Il contribuente, quindi, per poter detrarre l’IVA pagata sugli acquisti, deve poter provare che vi sia una relazione tra l’operazione di acquisto effettuata e la propria attività di impresa. Più precisamente occorre poter dimostrare che l’uso del bene o del servizio sia incardinato nell’ambito di un ciclo produttivo conducente a valle ad operazioni imponibili (Comm. Trib. Centrale n.2030 del 4.6.93, CTP Milano n.40 del 24.2.98).
Ogni qual volta l’operazione è estranea all’attività imprenditoriale, perché destinata ad esigenze personali o familiari o perché effettuata in assenza di un nesso diretto tra il bene o il servizio acquistato e l’attività svolta, l’IVA pagata sull’operazione non è detraibile.
Ai fini della detrazione, invece, non è richiesta l’effettiva utilizzazione del bene.
Questa regola generale è valida anche nel caso delle fatture reverse charge.
IVA reverse charge: quando l’imposta è detraibile
La sentenza della Corte di Cassazione n.18730/2024 sottolinea che l’annotazione delle fatture reverse charge nel registro degli acquisti presuppone che vi siano le condizioni sostanziali per detrarre l’IVA. In altre parole, il semplice versamento dell’IVA dal parte del cessionario, non implica che egli abbia diritto automaticamente alla detrazione dell’imposta, che può avvenire solamente nel caso in cui sussista il requisito dell’inerenza e vi sia una reale connessione tra l’acquisto effettuato e l’attività svolta dall’impresa.

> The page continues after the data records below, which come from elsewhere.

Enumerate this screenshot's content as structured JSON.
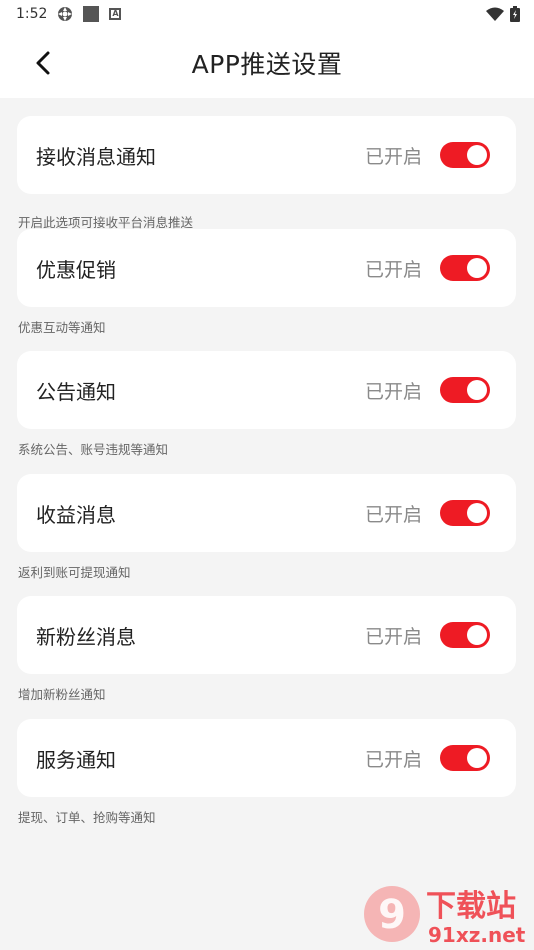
{
  "status_bar": {
    "time": "1:52",
    "icons": [
      "settings-status-icon",
      "square-status-icon",
      "a-status-icon",
      "wifi-icon",
      "battery-icon"
    ]
  },
  "header": {
    "title": "APP推送设置",
    "back_icon": "chevron-left-icon"
  },
  "settings": [
    {
      "label": "接收消息通知",
      "status": "已开启",
      "enabled": true,
      "desc": "开启此选项可接收平台消息推送"
    },
    {
      "label": "优惠促销",
      "status": "已开启",
      "enabled": true,
      "desc": "优惠互动等通知"
    },
    {
      "label": "公告通知",
      "status": "已开启",
      "enabled": true,
      "desc": "系统公告、账号违规等通知"
    },
    {
      "label": "收益消息",
      "status": "已开启",
      "enabled": true,
      "desc": "返利到账可提现通知"
    },
    {
      "label": "新粉丝消息",
      "status": "已开启",
      "enabled": true,
      "desc": "增加新粉丝通知"
    },
    {
      "label": "服务通知",
      "status": "已开启",
      "enabled": true,
      "desc": "提现、订单、抢购等通知"
    }
  ],
  "colors": {
    "accent": "#ee1b24",
    "background": "#f4f4f4",
    "card": "#ffffff"
  },
  "watermark": {
    "logo": "9",
    "title": "下载站",
    "url": "91xz.net"
  }
}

La Corte ricorda che a stabilirlo è l’art.17, paragrafo 2, della direttiva n.77/388/CEE, il quale sancisce che la detrazione spetta nella misura in cui i beni e servizi sono impiegati ai fini di operazioni aziendali soggette ad imposta.
L’onere della prova
A dover dimostrare la sussistenza del requisito dell’inerenza è il contribuente che dovrà, quindi, conservare tutta la documentazione necessaria per dimostrare la connessione funzionale tra l’acquisto e l’attività d’impresa. Pertanto, sarà bene custodire fatture, contratti e tutti gli altri documenti utili a dimostrare il proprio diritto alla detrazione dell’IVA.

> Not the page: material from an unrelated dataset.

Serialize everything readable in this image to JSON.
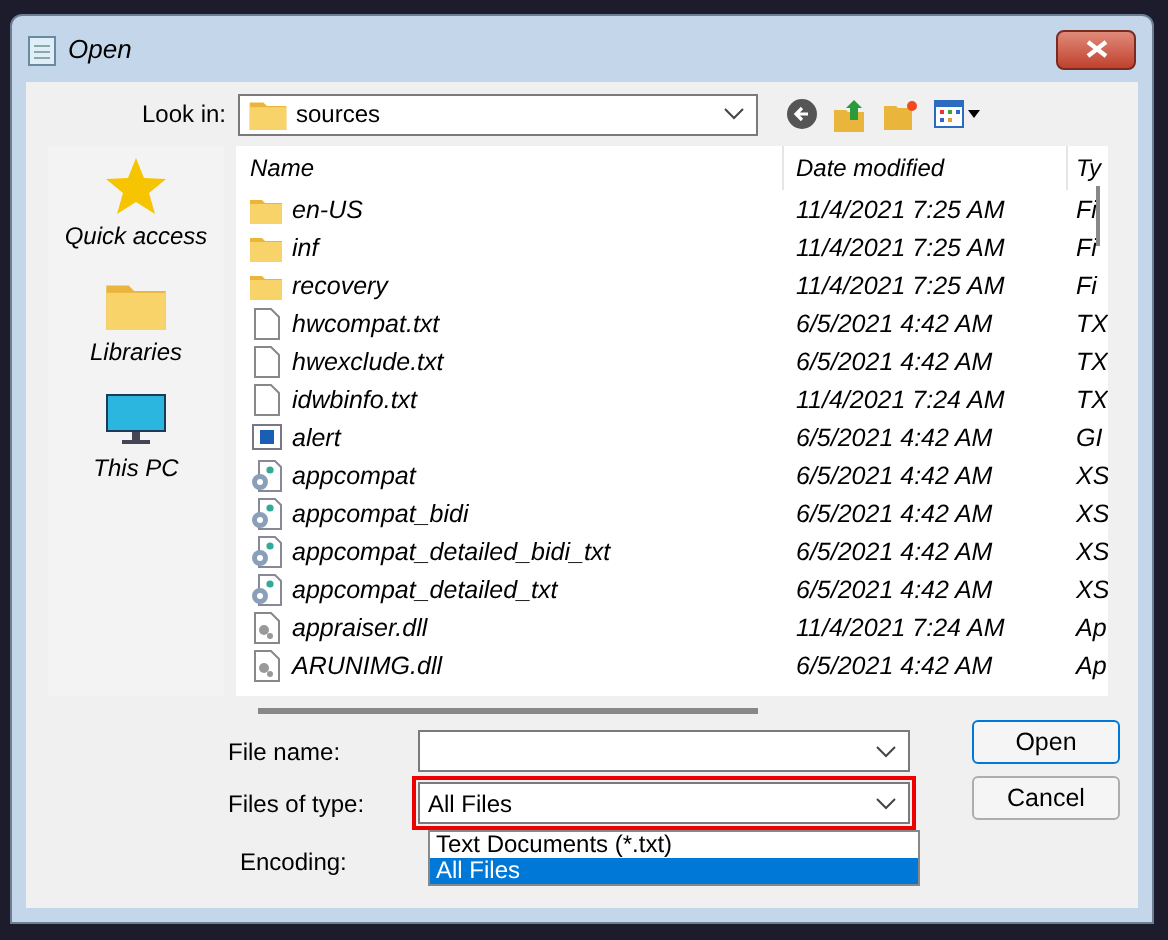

Nel caso in cui il contribuente non fosse in grado di dimostrare l’esistenza del requisito dell’inerenza, l’Amministrazione finanziaria potrà effettuare la ripresa della detrazione dell’imposta, con applicazione delle relative sanzioni.
Fatture reverse charge: le conclusioni a cui è giunta la Cassazione
In conclusione, la sentenza n. 18730/2024 della Corte di Cassazione ha stabilito che il semplice pagamento dell’IVA da parte del cessionario non è sufficiente per ottenere il diritto alla detrazione.
Inoltre, ha ribadito l’importanza cruciale dell’inerenza dell’operazione all’attività d’impresa, richiedendo un’analisi dettagliata di ogni transazione.
Infine, a sottolineato che, in caso di contestazione, è il contribuente a dover fornire prove concrete dell’inerenza, il che implica una gestione attenta e una documentazione precisa delle operazioni aziendali.